Opini

Keadilan Semu di Arena Digital

Makna dari upaya mengembalikan keadilan sejati di arena digital: menolak simplifikasi, merayakan kompleksitas, dan menegaskan kembali bahwa teknologi seharusnya memperkuat, bukan melemahkan, nilai-nilai kemanusiaan kita.

Oleh: Arda Dinata

“Dalam ribuan komentar yang membanjir, kebenaran tenggelam dan keadilan tercekik. Pengadilan rakyat digital telah menjadi rimba tanpa hukum di mana tuduhan adalah vonis dan kebencian adalah eksekusi.”

Sepasang tangan gemetar menggenggam sebuah ponsel pintar. Layarnya benderang, memantulkan wajah seorang pria paruh baya yang tampak pucat pasi. Ardi, seorang kepala desa di pelosok Jawa Barat, baru saja melihat namanya menjadi trending topic di platform media sosial.
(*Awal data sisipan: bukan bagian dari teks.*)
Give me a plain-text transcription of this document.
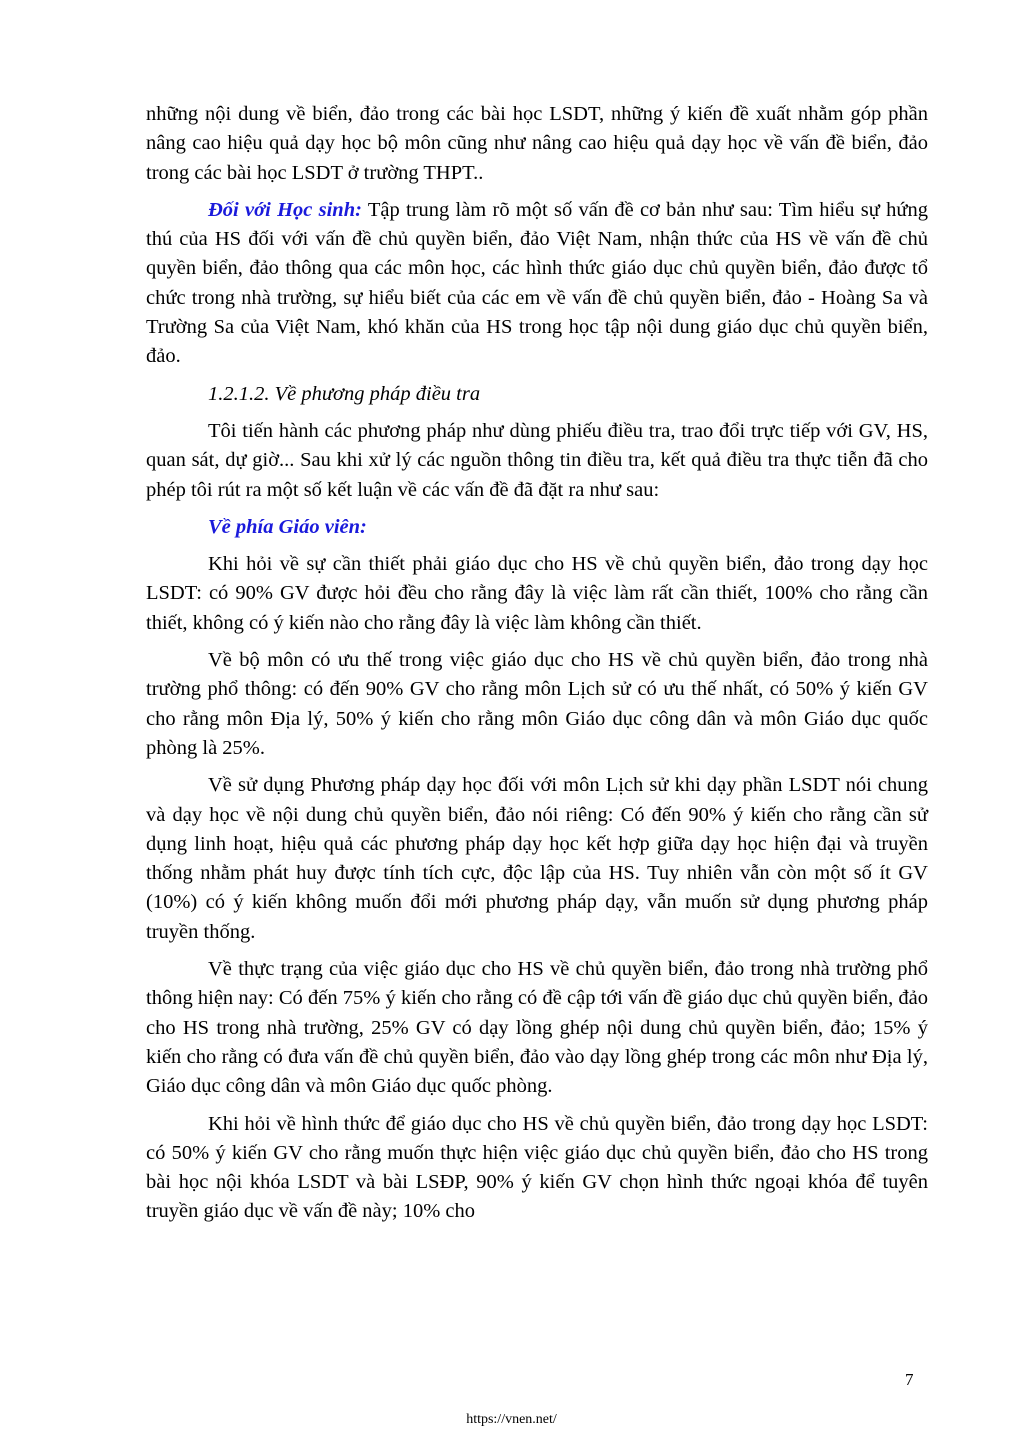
những nội dung về biển, đảo trong các bài học LSDT, những ý kiến đề xuất nhằm góp phần nâng cao hiệu quả dạy học bộ môn cũng như nâng cao hiệu quả dạy học về vấn đề biển, đảo trong các bài học LSDT ở trường THPT..

Đối với Học sinh: Tập trung làm rõ một số vấn đề cơ bản như sau: Tìm hiểu sự hứng thú của HS đối với vấn đề chủ quyền biển, đảo Việt Nam, nhận thức của HS về vấn đề chủ quyền biển, đảo thông qua các môn học, các hình thức giáo dục chủ quyền biển, đảo được tổ chức trong nhà trường, sự hiểu biết của các em về vấn đề chủ quyền biển, đảo - Hoàng Sa và Trường Sa của Việt Nam, khó khăn của HS trong học tập nội dung giáo dục chủ quyền biển, đảo.

1.2.1.2. Về phương pháp điều tra

Tôi tiến hành các phương pháp như dùng phiếu điều tra, trao đổi trực tiếp với GV, HS, quan sát, dự giờ... Sau khi xử lý các nguồn thông tin điều tra, kết quả điều tra thực tiễn đã cho phép tôi rút ra một số kết luận về các vấn đề đã đặt ra như sau:

Về phía Giáo viên:

Khi hỏi về sự cần thiết phải giáo dục cho HS về chủ quyền biển, đảo trong dạy học LSDT: có 90% GV được hỏi đều cho rằng đây là việc làm rất cần thiết, 100% cho rằng cần thiết, không có ý kiến nào cho rằng đây là việc làm không cần thiết.

Về bộ môn có ưu thế trong việc giáo dục cho HS về chủ quyền biển, đảo trong nhà trường phổ thông: có đến 90% GV cho rằng môn Lịch sử có ưu thế nhất, có 50% ý kiến GV cho rằng môn Địa lý, 50% ý kiến cho rằng môn Giáo dục công dân và môn Giáo dục quốc phòng là 25%.

Về sử dụng Phương pháp dạy học đối với môn Lịch sử khi dạy phần LSDT nói chung và dạy học về nội dung chủ quyền biển, đảo nói riêng: Có đến 90% ý kiến cho rằng cần sử dụng linh hoạt, hiệu quả các phương pháp dạy học kết hợp giữa dạy học hiện đại và truyền thống nhằm phát huy được tính tích cực, độc lập của HS. Tuy nhiên vẫn còn một số ít GV (10%) có ý kiến không muốn đổi mới phương pháp dạy, vẫn muốn sử dụng phương pháp truyền thống.

Về thực trạng của việc giáo dục cho HS về chủ quyền biển, đảo trong nhà trường phổ thông hiện nay: Có đến 75% ý kiến cho rằng có đề cập tới vấn đề giáo dục chủ quyền biển, đảo cho HS trong nhà trường, 25% GV có dạy lồng ghép nội dung chủ quyền biển, đảo; 15% ý kiến cho rằng có đưa vấn đề chủ quyền biển, đảo vào dạy lồng ghép trong các môn như Địa lý, Giáo dục công dân và môn Giáo dục quốc phòng.

Khi hỏi về hình thức để giáo dục cho HS về chủ quyền biển, đảo trong dạy học LSDT: có 50% ý kiến GV cho rằng muốn thực hiện việc giáo dục chủ quyền biển, đảo cho HS trong bài học nội khóa LSDT và bài LSĐP, 90% ý kiến GV chọn hình thức ngoại khóa để tuyên truyền giáo dục về vấn đề này; 10% cho

7
https://vnen.net/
Sebuah video pendek yang menampilkan dirinya sedang berbicara dalam acara rapat desa telah dipotong sedemikian rupa hingga seolah-olah ia mengatakan hal yang kontroversial tentang dana bantuan sosial. Padahal, jika didengarkan utuh, ia sedang menjelaskan kesulitan distribusi bantuan akibat data yang tidak akurat.
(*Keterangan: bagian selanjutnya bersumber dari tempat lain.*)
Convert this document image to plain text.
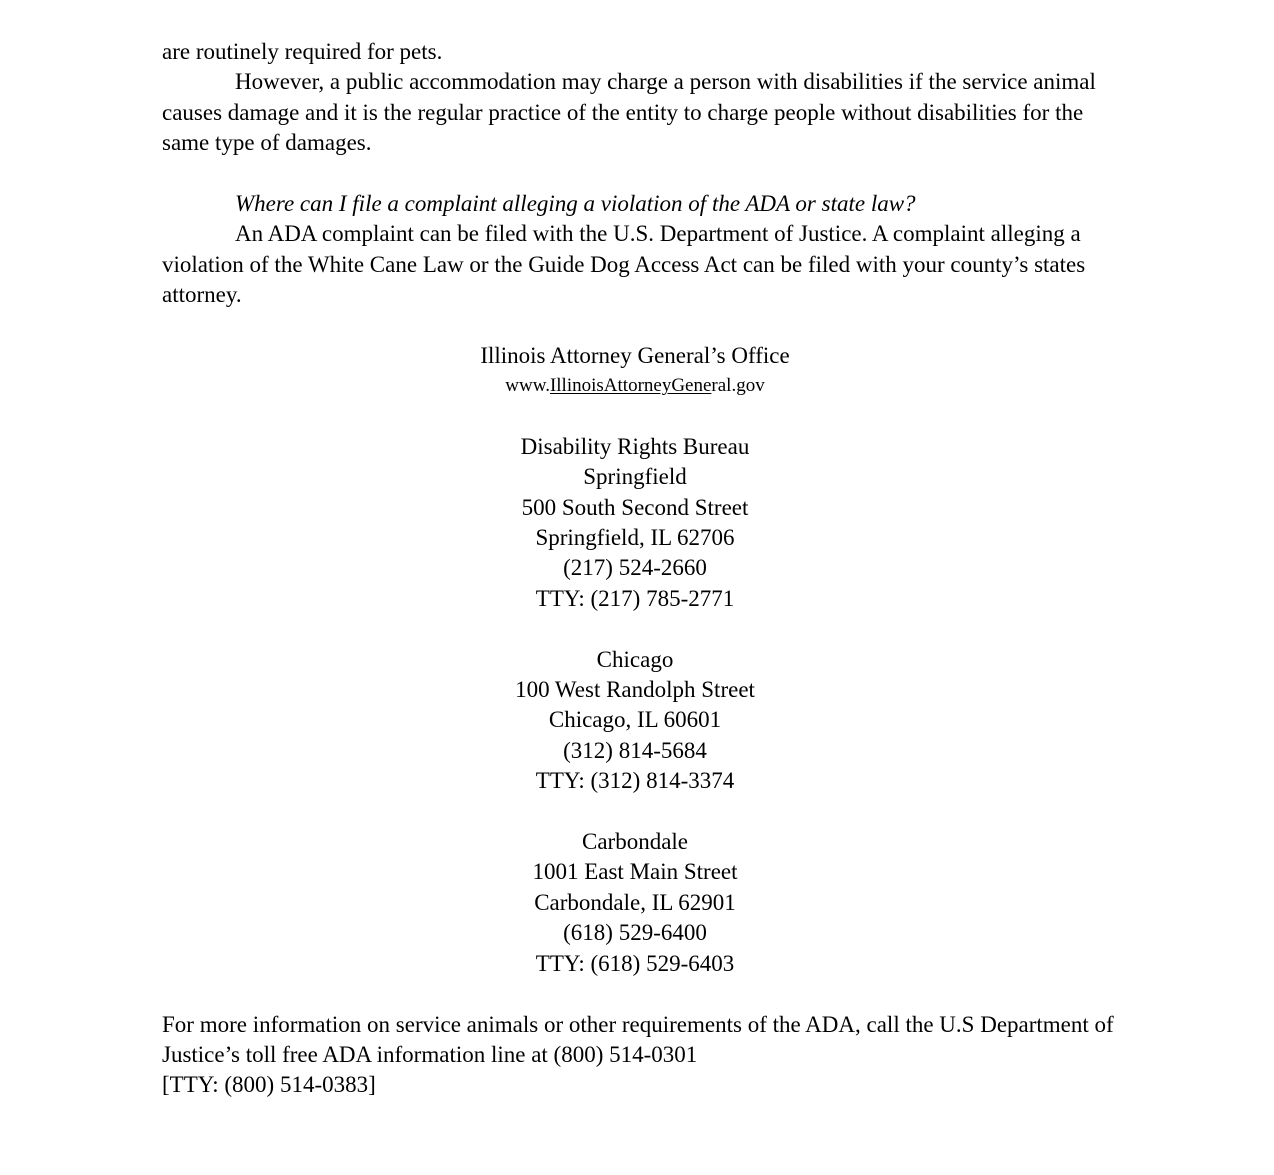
are routinely required for pets.
However, a public accommodation may charge a person with disabilities if the service animal
causes damage and it is the regular practice of the entity to charge people without disabilities for the
same type of damages.
Where can I file a complaint alleging a violation of the ADA or state law?
An ADA complaint can be filed with the U.S. Department of Justice. A complaint alleging a
violation of the White Cane Law or the Guide Dog Access Act can be filed with your county’s states
attorney.
Illinois Attorney General’s Office
www.IllinoisAttorneyGeneral.gov
Disability Rights Bureau
Springfield
500 South Second Street
Springfield, IL 62706
(217) 524-2660
TTY: (217) 785-2771
Chicago
100 West Randolph Street
Chicago, IL 60601
(312) 814-5684
TTY: (312) 814-3374
Carbondale
1001 East Main Street
Carbondale, IL 62901
(618) 529-6400
TTY: (618) 529-6403
For more information on service animals or other requirements of the ADA, call the U.S Department of
Justice’s toll free ADA information line at (800) 514-0301
[TTY: (800) 514-0383]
“Bagaimana bisa?” bisiknya lirih. Dalam hitungan jam, ribuan komentar membanjiri media sosial. Sebagian besar adalah hujatan, cacian, bahkan ancaman. Tanpa proses klarifikasi, tanpa ruang pembelaan, vonis telah dijatuhkan oleh pengadilan digital: Ardi dianggap bersalah. Keesokan harinya, rumahnya didatangi masa yang marah. Reputasi yang ia bangun selama puluhan tahun luruh dalam semalam.
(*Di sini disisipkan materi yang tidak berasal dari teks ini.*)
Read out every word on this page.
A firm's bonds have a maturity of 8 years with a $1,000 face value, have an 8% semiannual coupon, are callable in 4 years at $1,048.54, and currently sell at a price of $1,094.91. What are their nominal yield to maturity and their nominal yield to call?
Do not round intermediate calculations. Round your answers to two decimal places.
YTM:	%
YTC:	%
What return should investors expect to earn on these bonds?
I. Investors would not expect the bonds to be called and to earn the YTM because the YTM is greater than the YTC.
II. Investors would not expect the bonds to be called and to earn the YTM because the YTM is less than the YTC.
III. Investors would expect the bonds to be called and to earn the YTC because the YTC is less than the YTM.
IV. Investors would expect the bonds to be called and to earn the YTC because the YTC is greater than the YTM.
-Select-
Kisah Ardi mungkin terdengar seperti fiksi, namun skenario serupa telah dan terus terjadi di berbagai pelosok negeri. Fenomena “pengadilan digital” atau “trial by social media” telah menjadi realitas yang mengancam tidak hanya figur publik seperti kepala daerah, tetapi juga warga biasa yang secara tidak sengaja menjadi pusat perhatian publik.

Menurut penelitian dari Pusat Kajian Komunikasi Digital Universitas Indonesia (2023), sepanjang tahun 2022-2023, terdapat sedikitnya 234 kasus di mana pejabat publik, termasuk kepala daerah, menjadi sasaran pengadilan digital. Dari jumlah tersebut, 67% kasus didasarkan pada informasi yang tidak lengkap atau dipotong dari konteksnya. Lebih memprihatinkan lagi, 43% dari kasus tersebut berujung pada tindakan persekusi di dunia nyata.

Fenomena ini menunjukkan bagaimana media sosial telah berevolusi dari sekadar sarana komunikasi menjadi arena pengadilan rakyat dengan jutaan hakim yang memutuskan tanpa proses hukum yang adil. Profesor Yasraf Amir Piliang, seorang filsuf dan pemikir budaya, menyebutnya sebagai “paradoks demokrasi digital”—di mana kebebasan berekspresi justru melahirkan bentuk-bentuk tirani baru.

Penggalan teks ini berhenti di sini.